Some scenarios don’t care about the order of the items you select.

For example, in poker, a hand of A, K, Q, J, 10 is identical no matter which order you get the cards.

To find the number of unique combinations, we start by counting all ordered possibilities (permutations), then divide by the number of ways to arrange the chosen cards among themselves (since that order isn’t important to us). This leaves us with the count of truly distinct groups, known as C(n, k), or “n choose k”: the number of ways to choose k items from n, ignoring order.

Sanity-checking with actual generation

The best way to verify a counting formula is to generate all the things and count them.

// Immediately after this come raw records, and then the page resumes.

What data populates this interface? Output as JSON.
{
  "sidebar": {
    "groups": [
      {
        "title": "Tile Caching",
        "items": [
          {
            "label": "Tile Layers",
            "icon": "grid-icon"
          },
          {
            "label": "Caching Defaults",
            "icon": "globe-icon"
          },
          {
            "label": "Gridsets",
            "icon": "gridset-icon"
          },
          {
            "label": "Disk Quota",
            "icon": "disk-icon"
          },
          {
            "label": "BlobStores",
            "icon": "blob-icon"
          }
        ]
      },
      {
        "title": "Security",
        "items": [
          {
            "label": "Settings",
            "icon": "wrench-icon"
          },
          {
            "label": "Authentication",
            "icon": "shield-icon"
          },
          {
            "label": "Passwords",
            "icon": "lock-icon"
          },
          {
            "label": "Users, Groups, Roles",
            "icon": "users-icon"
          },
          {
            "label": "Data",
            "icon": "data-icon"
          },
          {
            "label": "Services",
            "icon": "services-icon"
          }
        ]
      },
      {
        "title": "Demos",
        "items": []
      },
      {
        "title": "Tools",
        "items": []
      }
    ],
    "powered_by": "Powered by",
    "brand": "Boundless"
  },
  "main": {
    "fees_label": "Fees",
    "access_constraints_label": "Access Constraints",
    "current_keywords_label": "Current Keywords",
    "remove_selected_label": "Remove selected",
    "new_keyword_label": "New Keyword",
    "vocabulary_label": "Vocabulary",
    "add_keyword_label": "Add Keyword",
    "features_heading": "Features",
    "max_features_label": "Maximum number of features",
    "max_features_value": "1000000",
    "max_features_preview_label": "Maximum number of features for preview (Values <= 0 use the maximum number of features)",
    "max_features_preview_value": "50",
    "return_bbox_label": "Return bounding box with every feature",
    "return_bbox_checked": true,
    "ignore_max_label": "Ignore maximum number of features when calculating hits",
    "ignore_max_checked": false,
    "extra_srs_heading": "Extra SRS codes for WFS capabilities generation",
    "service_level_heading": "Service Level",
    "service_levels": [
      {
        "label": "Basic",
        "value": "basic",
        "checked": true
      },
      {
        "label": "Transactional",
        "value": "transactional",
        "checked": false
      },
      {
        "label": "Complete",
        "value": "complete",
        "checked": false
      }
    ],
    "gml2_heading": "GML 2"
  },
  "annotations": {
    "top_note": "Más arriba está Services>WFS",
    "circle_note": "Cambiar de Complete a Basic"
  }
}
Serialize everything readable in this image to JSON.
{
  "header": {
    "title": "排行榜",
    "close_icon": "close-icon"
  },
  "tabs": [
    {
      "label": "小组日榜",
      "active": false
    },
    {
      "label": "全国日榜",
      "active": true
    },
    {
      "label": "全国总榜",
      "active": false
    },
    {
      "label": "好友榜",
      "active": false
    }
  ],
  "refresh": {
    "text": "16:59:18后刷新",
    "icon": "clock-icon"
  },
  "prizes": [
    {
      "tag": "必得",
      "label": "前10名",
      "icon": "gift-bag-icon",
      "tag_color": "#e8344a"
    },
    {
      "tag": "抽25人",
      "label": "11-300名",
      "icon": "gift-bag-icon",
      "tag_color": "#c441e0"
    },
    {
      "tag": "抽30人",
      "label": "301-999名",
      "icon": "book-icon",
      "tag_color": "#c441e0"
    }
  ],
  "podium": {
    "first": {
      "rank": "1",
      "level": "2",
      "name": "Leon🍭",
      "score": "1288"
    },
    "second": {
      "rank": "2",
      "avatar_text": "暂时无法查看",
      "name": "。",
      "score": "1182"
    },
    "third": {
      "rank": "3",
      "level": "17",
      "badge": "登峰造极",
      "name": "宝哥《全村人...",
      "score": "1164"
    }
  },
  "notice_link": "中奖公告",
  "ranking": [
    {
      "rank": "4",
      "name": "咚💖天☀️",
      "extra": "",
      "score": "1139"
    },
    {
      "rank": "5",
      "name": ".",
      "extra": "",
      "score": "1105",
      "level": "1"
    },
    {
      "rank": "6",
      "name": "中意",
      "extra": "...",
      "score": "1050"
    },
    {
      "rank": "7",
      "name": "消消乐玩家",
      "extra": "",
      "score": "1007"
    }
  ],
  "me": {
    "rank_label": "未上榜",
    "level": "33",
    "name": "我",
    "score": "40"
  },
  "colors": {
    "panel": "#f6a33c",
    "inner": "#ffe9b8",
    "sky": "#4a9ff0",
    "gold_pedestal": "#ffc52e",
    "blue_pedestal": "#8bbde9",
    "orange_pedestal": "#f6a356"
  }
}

If C(4, 2) = 6, we should be able to list 6 pairs.

const combinations = (arr, k) => {
  if (k === 0) return [[]]
  if (arr.length === 0) return []
  const [first, ...rest] = arr
  const withFirst = combinations(rest, k - 1).map(c => [first, ...c])
  const withoutFirst = combinations(rest, k)
  return [...withFirst, ...withoutFirst]
}

const pairs = combinations(['A','B','C','D'], 2)
console.log(pairs.length)  // should be 6
console.log(pairs)

Now you can answer questions like: given a 5-card hand, how many contain exactly one ace? Generate all hands, filter, count. The formula and the generator should always agree that tension is where the interesting bugs hide.